Replaced thermostat and radiator
First assumption: Your car is over heating and not your car interior air heating unit part of your A/C.
Second assumption: You car is still over heating when you try to run the A/C.
If you replaced the radiator AND the thermostat it can then only be in the plumbing which consists of the hoses running from the radiator to the heater coil in the blower unit or a blocked water route in the cylinder block of the engine. Assuming the hot water plumbing (black radiator type hoses) is all OK and you have the air routers (call them flaps or whatever) set so they don't inhibit the air flow and aren't set to route the air over the cooling coil and ARE set to route the air through the heater coil, I would suspect first a mis-set air difuseror flap. The heater coil is the one the blower blows the air through to warm as it flows into the car. Depending on your make and model of car, that will be located somewhere between the blower and the heater output in the car. Once you locate that, check to see if it is set in the position to route the warm air through to the car and not cool air through to the car. The cool air will have to flow through the evaporator coil of your A/C to the interior of the car whereas the heated air flows through the heater coil to the interior of the car. You can also locate the heater hose by tracing it from the radiator if you have trouble locating which hose it is.
You can check to see if your block is stopped up by removing the hose from the radiator to the block and the hose from the block back to the radiator. Also remove the thermostat. This isolates the block from your normal cooling system. Make sure you have a hose running water into your block and the same amount of water is coming out the other end of the block. This isolates your block from the rest of the cooling system. If your block water jacket is clear, water will flow freely through the block and your engine should be running very cool. If water does NOT flow through the block freely then you have a blockage in your block. Not good.

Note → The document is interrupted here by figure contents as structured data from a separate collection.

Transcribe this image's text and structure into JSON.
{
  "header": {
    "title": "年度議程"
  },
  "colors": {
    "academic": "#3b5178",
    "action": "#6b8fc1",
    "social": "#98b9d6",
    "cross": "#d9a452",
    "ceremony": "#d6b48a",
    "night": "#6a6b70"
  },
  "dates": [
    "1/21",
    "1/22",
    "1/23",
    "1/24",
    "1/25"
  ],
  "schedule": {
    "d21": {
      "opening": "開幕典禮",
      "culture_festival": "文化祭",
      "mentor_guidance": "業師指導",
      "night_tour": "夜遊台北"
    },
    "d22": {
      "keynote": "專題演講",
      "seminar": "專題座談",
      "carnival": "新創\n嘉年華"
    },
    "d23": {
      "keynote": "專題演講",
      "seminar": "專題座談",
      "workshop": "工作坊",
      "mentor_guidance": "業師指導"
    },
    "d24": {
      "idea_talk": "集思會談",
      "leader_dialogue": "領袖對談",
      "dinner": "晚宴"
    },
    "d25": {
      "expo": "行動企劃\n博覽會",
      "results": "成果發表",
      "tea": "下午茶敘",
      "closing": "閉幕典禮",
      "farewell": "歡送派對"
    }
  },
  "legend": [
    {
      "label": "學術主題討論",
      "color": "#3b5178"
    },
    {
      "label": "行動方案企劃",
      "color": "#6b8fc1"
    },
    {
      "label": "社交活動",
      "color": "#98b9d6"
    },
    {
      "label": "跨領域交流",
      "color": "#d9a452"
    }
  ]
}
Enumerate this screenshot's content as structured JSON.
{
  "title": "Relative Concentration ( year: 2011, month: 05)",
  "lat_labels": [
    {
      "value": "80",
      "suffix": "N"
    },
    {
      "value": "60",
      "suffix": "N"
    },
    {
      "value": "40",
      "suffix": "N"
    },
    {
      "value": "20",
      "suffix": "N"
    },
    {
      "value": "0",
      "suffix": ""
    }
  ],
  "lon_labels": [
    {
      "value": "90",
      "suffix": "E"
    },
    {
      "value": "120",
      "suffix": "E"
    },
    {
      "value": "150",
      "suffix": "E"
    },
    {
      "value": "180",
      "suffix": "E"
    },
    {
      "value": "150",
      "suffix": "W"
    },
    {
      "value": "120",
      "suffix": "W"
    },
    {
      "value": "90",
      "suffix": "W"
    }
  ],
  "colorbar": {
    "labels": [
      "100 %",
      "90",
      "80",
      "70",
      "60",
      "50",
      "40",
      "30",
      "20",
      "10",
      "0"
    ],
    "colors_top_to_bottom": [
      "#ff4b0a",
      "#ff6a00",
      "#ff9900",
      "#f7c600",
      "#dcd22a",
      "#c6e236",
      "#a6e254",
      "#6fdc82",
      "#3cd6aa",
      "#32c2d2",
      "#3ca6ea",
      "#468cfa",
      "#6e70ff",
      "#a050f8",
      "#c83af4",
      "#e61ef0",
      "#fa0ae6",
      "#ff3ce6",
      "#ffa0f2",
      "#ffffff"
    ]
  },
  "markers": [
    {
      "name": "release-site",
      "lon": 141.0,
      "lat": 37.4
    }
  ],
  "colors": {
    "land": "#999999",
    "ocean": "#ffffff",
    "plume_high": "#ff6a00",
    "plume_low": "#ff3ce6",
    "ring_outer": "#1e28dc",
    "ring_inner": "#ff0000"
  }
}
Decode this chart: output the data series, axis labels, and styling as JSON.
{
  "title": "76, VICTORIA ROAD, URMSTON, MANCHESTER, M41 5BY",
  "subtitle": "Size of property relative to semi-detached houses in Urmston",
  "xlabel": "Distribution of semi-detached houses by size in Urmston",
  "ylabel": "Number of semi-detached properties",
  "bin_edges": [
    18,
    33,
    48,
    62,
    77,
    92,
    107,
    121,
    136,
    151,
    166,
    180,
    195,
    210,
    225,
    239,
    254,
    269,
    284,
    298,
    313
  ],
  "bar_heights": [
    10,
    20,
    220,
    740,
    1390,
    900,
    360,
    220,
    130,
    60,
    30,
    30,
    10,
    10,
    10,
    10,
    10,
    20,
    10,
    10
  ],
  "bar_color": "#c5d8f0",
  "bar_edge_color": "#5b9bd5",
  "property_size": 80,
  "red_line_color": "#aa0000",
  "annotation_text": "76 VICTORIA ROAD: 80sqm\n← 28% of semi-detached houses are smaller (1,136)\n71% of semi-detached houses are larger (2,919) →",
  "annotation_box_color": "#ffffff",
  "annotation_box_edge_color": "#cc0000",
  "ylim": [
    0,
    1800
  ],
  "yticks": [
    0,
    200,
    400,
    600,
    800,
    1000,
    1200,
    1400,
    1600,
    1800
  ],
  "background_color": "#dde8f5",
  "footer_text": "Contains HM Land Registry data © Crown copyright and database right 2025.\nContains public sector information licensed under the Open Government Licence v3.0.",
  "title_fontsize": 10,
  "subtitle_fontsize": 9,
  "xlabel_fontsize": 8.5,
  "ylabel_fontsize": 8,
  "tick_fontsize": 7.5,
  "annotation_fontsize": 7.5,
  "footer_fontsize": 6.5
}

If all checks OK with the above, then using the same method, check to see if water flows evenly through your radiator and all your hoses in your heating and cooling systems. You will have a blockage somewhere in here if your engine block is clear which you just demonstrated. Put the hose inro the radiator input and see it if comes out equally at the lower end of the radiator. If you have a clean radiator as you said, it will. Then check the hoses from the bottom of the radiator to the engine block and the top of the radiator to the engine block. One of these will be the blocked hose. Replace this hose or clean it out and re-install it. Preferably replace it with a new hose. You should now be good to go. Good luck.
Is the thermostat installed up side down. That does happen sometimes and will cause that.
Is the radiator a new one if not could be plugged and won't let the antifreeze flow.
Is the water pump functioning right. Check your belts as well.
Is the fluid in the rad up where it should be. Low fluid will cause the water pump to not work. Just thoughts of what would cause your problem.
Simply could be a bad coolant temp sensor.......if you have temp gun shoot temps at your radiator hoses while idle to see if is truly way over the norm(220 degrees)......look up how to test coolant temp sensor on youtube........had this problem with 05 GMC pickup wouldnt let it run computer shutting it down because it thought it was overheated.......
Check for flow from the water pump. The water pump moves the coolant through the system. Common ailments broken belt, clog in the system and mis reading on temp gauge.
when your cars engine has been running for a while and seems warm. You can use an infrared thermometer to check the temp of the upper and lower radiator hoses.
If if you have to go about this the lo tech way... Consider all of the hot and moving parts.... Scalding fluids, fan blade and belts etc...
shut off your warmed engine...
If if you're careful you can compare temperatures with a surface thermometer or carefully touch the surface and note for drastic temperature differences betwixt the hoses... Ie lower radiator hose cold vs much warmer or hot upper hose...
There are some cooling system designs that will allow you to visually observe the coolant flow into the radiator if you remove the radiator cap. (Wear safety equipment please.) gloves and eyewear especially.
Could be a weak water pump, or your electric fan is not kicking in. Start the car up and let it heat up. Look to see that your fan kicks in . If the fan does kick in, I'd say you have a bad water pump. Do you get good heat from the heater?
Bad water pump, or hoses are collapsing , get new water pump, put springs in hosed to keep them from getting sucked closed
Hi Vincent, it seems the motor needs a big flush out at a radiator specialty shop. Stay safe Greg.